A brief snatch of "Knowing Me, Knowing You" as well as "Dum Dum Diddle" is also heard while Ashley is stuck in a traffic jam; they're presumably coming from a nearby car radio.

"Ring Ring" is performed by the members of a girls' ballet class Ashley speaks to for the interview while they are practicing their routines (the ABBA version can be heard in the background, which the children are singing along to).

Other tracks include "Johan på Snippen" ("Johan Snippen") and "Polkan går" ("Polka goes"), both Swedish traditional songs played by Andersson on piano accordion, and the instrumental "Stoned".

The country/western track heard towards the beginning when Ashley is in the radio studio is an early 1970s Björn & Benny song, "Please Change Your Mind", performed by Nashville Train. The song was also recorded by this Swedish country band (several of the musicians are from ABBA's own studio band) and released on their 1977 album ABBA Our Way.

==Production==
Hallström indicated that the script and plot concept was "conceived on the plane on the way to Australia". Initially, 16 mm film was to be used but producers upgraded the project to 35 mm Panavision technology.

Filming took place primarily in Australia, with some additional scenes filmed in ABBA's native Sweden (but still set in Australia). The sequences for the songs "Name of the Game", "Eagle" and "Thank You for the Music" were all filmed in Stockholm in June 1977, among the final work completed for the movie. During August and September 1977, overdubs were recorded for the live tracks.

==Release==
ABBA: The Movie was first released in December 1977. The film was presented in several Eastern Bloc nations, including the Soviet Union where it was screened at two movie houses in Moscow.
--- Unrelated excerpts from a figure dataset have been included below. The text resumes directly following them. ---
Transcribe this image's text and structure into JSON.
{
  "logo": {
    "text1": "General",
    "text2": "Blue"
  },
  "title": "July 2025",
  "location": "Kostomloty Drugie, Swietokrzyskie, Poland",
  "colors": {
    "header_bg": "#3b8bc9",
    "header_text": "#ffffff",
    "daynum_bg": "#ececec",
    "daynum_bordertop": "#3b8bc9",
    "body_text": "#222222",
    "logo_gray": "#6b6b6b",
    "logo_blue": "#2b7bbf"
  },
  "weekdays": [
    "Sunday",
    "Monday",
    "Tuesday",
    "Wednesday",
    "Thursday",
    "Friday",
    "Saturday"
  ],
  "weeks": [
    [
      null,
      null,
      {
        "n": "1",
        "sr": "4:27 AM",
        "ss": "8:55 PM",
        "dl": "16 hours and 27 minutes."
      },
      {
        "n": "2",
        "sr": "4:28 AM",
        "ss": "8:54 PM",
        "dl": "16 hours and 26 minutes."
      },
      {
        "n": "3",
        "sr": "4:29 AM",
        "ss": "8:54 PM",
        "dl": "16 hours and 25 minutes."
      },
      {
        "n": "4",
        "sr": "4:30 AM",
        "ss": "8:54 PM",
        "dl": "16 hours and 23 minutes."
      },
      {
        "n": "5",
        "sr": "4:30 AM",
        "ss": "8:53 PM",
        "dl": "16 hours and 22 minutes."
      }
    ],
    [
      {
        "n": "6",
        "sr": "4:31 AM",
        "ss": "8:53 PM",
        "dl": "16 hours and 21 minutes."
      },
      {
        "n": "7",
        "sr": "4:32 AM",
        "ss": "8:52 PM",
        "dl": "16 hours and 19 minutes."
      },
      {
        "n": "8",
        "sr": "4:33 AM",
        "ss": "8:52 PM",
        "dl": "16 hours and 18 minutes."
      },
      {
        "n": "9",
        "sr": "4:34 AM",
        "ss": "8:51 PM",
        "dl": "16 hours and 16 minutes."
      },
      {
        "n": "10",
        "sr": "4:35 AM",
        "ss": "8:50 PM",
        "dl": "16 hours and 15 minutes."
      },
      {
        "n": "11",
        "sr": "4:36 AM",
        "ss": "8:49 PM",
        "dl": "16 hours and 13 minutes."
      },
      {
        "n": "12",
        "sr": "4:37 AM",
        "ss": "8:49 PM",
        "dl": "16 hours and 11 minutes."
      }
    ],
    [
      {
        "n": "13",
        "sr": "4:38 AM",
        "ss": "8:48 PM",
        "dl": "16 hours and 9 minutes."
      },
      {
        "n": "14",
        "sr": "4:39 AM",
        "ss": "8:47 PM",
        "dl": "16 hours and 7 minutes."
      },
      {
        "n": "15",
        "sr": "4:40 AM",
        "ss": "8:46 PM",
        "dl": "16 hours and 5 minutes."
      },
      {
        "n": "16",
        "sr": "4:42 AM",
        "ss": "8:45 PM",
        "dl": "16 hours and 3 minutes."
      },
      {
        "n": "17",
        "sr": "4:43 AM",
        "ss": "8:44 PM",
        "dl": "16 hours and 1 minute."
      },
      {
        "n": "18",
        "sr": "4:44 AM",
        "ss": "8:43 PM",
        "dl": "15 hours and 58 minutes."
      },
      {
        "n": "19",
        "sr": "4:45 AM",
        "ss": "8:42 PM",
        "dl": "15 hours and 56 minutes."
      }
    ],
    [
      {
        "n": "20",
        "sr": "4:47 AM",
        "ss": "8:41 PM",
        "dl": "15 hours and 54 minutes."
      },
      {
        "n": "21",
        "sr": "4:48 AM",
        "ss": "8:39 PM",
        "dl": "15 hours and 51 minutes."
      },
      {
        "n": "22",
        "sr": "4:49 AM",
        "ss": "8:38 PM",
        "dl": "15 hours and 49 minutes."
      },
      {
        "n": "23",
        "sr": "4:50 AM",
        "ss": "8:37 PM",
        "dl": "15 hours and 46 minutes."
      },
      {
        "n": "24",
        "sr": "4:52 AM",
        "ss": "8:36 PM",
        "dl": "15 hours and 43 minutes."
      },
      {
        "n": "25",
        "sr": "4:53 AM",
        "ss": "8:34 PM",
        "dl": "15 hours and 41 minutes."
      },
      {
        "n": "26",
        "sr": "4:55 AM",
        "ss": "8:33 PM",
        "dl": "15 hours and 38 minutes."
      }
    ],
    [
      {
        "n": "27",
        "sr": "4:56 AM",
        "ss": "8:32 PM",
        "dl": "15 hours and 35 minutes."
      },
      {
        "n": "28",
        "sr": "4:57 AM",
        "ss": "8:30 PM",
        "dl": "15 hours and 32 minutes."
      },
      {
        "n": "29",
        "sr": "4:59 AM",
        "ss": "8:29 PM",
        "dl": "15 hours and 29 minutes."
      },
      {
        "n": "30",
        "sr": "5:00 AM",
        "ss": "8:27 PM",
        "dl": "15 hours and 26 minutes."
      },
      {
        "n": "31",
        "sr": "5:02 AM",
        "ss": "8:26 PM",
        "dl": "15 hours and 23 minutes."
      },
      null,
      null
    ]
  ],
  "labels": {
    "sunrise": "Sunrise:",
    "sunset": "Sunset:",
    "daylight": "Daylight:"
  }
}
The film went on wide release in the USSR in 1982, where it became one of the hits of the year, gathering an audience of 33.2 million viewers.

A theatrical re-release occurred across Europe during July and August 2008 (around the time of the worldwide rollout of the ABBA-themed movie musical Mamma Mia!) in the UK, Ireland, the Netherlands, Norway, Germany and Austria.

On 17 and 19 September 2023, the film was re-released in cinemas for the group's 50th anniversary, its first wide release in Europe and in North and South America. However, Australia was excluded from this engagement, as lead actor Robert Hughes had gained notoriety in the country for being convicted of sexual offences against children in 2014.

===Home media===
To date, four home releases have been issued: a single-disc DVD, a two-disc, special-edition DVD, a single-disc Blu-ray, and a now-defunct single-disc HD DVD. All releases above feature a restored print with bonus material. The initial DVD, including digital restoration, was released by SBS in Australia on 2 October 2005.

==Reception==

Margaret Geddes of Australian newspaper The Age concluded that the film was "slick, competent and even for the non-convert entertaining."

Keith Phipps of Rolling Stone said, "it's an act of brand extension, sure, but it's a lot more fun than the obligatory piece of product its title suggests", adding that it was ABBA's version of A Hard Day's Night.

In a 2012 review, Brian Orndorf writes "[the movie] is a strange hybrid of performance sequences, documentary footage, and staged shenanigans, yet it braids together wonderfully, creating a time capsule experience that's precious to any fan of ABBA".